Turkish electrical engineer and computer scientist

Lale Akarun (born 10 March 1962) is a Turkish electrical engineer and computer scientist researching sign language and gesture recognition, human–computer interaction, and biometrics. She is a professor in the computer engineering department and ex-vice rector at Boğaziçi University.

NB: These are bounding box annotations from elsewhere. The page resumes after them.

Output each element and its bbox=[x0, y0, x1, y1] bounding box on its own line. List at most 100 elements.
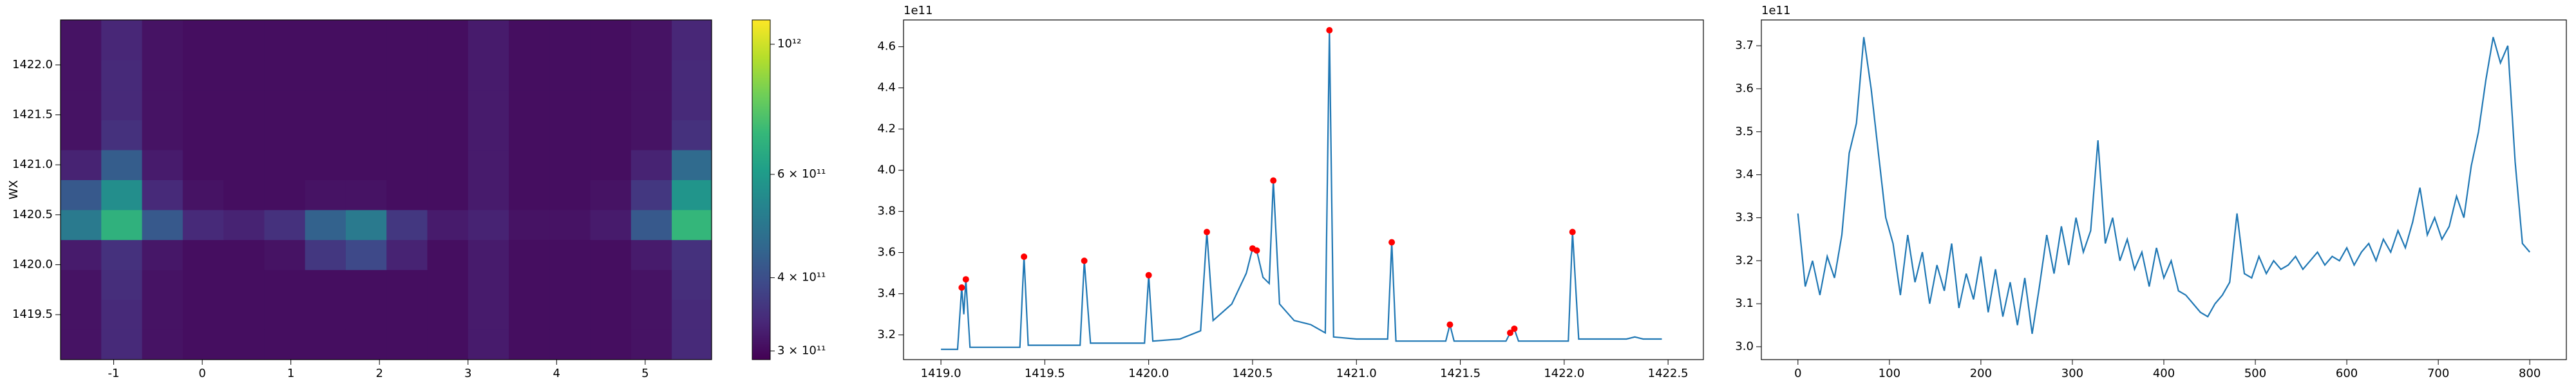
heatmap-cell bbox=[590, 179, 632, 210]
heatmap-cell bbox=[305, 149, 346, 180]
heatmap-cell bbox=[142, 329, 184, 360]
heatmap-cell bbox=[549, 179, 591, 210]
x-tick-label: 1422.5 bbox=[1648, 367, 1689, 380]
heatmap-cell bbox=[509, 270, 550, 300]
heatmap-cell bbox=[630, 270, 672, 300]
heatmap-cell bbox=[264, 20, 306, 60]
peak-marker bbox=[1253, 247, 1260, 254]
heatmap-cell bbox=[305, 120, 346, 151]
heatmap-cell bbox=[264, 299, 306, 330]
heatmap-cell bbox=[509, 60, 550, 91]
peak-marker bbox=[1388, 239, 1396, 246]
heatmap-cell bbox=[386, 149, 428, 180]
axis-offset-label: 1e11 bbox=[1761, 4, 1790, 17]
heatmap-cell bbox=[101, 20, 143, 60]
x-tick-label: 500 bbox=[2244, 367, 2266, 380]
heatmap-cell bbox=[101, 270, 143, 300]
heatmap-cell bbox=[630, 20, 672, 60]
heatmap-cell bbox=[305, 239, 346, 270]
heatmap-cell bbox=[101, 239, 143, 270]
heatmap-cell bbox=[223, 149, 265, 180]
heatmap-cell bbox=[672, 210, 712, 241]
heatmap-cell bbox=[101, 149, 143, 180]
heatmap-cell bbox=[101, 89, 143, 120]
heatmap-cell bbox=[264, 89, 306, 120]
heatmap-cell bbox=[223, 239, 265, 270]
heatmap-cell bbox=[142, 149, 184, 180]
heatmap-cell bbox=[549, 299, 591, 330]
y-tick-label: 1422.0 bbox=[12, 58, 53, 71]
heatmap-cell bbox=[549, 60, 591, 91]
heatmap-cell bbox=[264, 239, 306, 270]
x-tick-label: 5 bbox=[641, 367, 649, 380]
heatmap-cell bbox=[468, 329, 509, 360]
axes-frame bbox=[60, 19, 712, 360]
heatmap-cell bbox=[427, 60, 469, 91]
heatmap-cell bbox=[468, 120, 509, 151]
heatmap-cell bbox=[182, 210, 224, 241]
y-axis-label: WX bbox=[7, 180, 21, 199]
heatmap-cell bbox=[386, 89, 428, 120]
heatmap-cell bbox=[305, 270, 346, 300]
heatmap-cell bbox=[468, 149, 509, 180]
heatmap-cell bbox=[223, 120, 265, 151]
heatmap-cell bbox=[672, 299, 712, 330]
heatmap-cell bbox=[223, 210, 265, 241]
data-line bbox=[941, 30, 1662, 351]
heatmap-cell bbox=[590, 149, 632, 180]
heatmap-cell bbox=[101, 329, 143, 360]
heatmap-cell bbox=[345, 270, 387, 300]
heatmap-cell bbox=[142, 210, 184, 241]
heatmap-cell bbox=[223, 329, 265, 360]
heatmap-cell bbox=[223, 179, 265, 210]
heatmap-cell bbox=[101, 210, 143, 241]
heatmap-cell bbox=[427, 210, 469, 241]
x-tick-label: 300 bbox=[2061, 367, 2083, 380]
y-tick-label: 1420.0 bbox=[12, 257, 53, 271]
y-tick-label: 3.4 bbox=[877, 287, 896, 300]
heatmap-cell bbox=[142, 299, 184, 330]
heatmap-cell bbox=[386, 60, 428, 91]
x-tick-label: 4 bbox=[553, 367, 560, 380]
colorbar-tick-label: 3 × 10¹¹ bbox=[777, 344, 826, 358]
heatmap-cell bbox=[264, 270, 306, 300]
x-tick-label: 1421.5 bbox=[1440, 367, 1481, 380]
heatmap-cell bbox=[672, 149, 712, 180]
peak-marker bbox=[962, 276, 969, 283]
heatmap-cell bbox=[590, 89, 632, 120]
heatmap-cell bbox=[386, 20, 428, 60]
heatmap-cell bbox=[468, 270, 509, 300]
heatmap-cell bbox=[549, 120, 591, 151]
heatmap-cell bbox=[468, 89, 509, 120]
x-tick-label: 1 bbox=[287, 367, 294, 380]
y-tick-label: 3.2 bbox=[1735, 253, 1754, 267]
heatmap-cell bbox=[305, 329, 346, 360]
heatmap-cell bbox=[427, 239, 469, 270]
heatmap-cell bbox=[427, 20, 469, 60]
heatmap-cell bbox=[468, 20, 509, 60]
heatmap-cell bbox=[590, 329, 632, 360]
heatmap-cell bbox=[549, 270, 591, 300]
heatmap-cell bbox=[427, 120, 469, 151]
heatmap-cell bbox=[264, 210, 306, 241]
heatmap-cell bbox=[345, 329, 387, 360]
heatmap-cell bbox=[223, 20, 265, 60]
x-tick-label: 600 bbox=[2336, 367, 2358, 380]
data-line bbox=[1797, 37, 2531, 335]
x-tick-label: 1420.5 bbox=[1232, 367, 1273, 380]
x-tick-label: -1 bbox=[108, 367, 120, 380]
peak-marker bbox=[1569, 228, 1576, 235]
heatmap-cell bbox=[142, 270, 184, 300]
heatmap-cell bbox=[590, 270, 632, 300]
x-tick-label: 200 bbox=[1970, 367, 1992, 380]
heatmap-cell bbox=[468, 179, 509, 210]
heatmap-cell bbox=[345, 179, 387, 210]
heatmap-cell bbox=[509, 299, 550, 330]
heatmap-cell bbox=[630, 60, 672, 91]
y-tick-label: 3.7 bbox=[1735, 39, 1754, 52]
heatmap-cell bbox=[345, 239, 387, 270]
heatmap-cell bbox=[630, 329, 672, 360]
heatmap-cell bbox=[305, 89, 346, 120]
peak-marker bbox=[1326, 27, 1333, 33]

== Early life and education ==
Lale Akarun was born on 10 March 1962 in Ankara. She completed a B.S. (1984) and M.S. (1986) in electrical engineering at Boğaziçi University. She earned a Ph.D. in electrical engineering from Polytechnic University in 1992. Her dissertation was titled Decimated Rank Order Filtering.

== Career and research ==
Akarun joined the faculty at Boğaziçi University in 1992 as an assistant professor. She was promoted to the rank of professor in the computer engineering department in 2002. She served as departmental chair from 2010 to 2012. In 2012, she became vice rector of the university.

Akarun researches sign language and gesture recognition, human–computer interaction, and biometrics.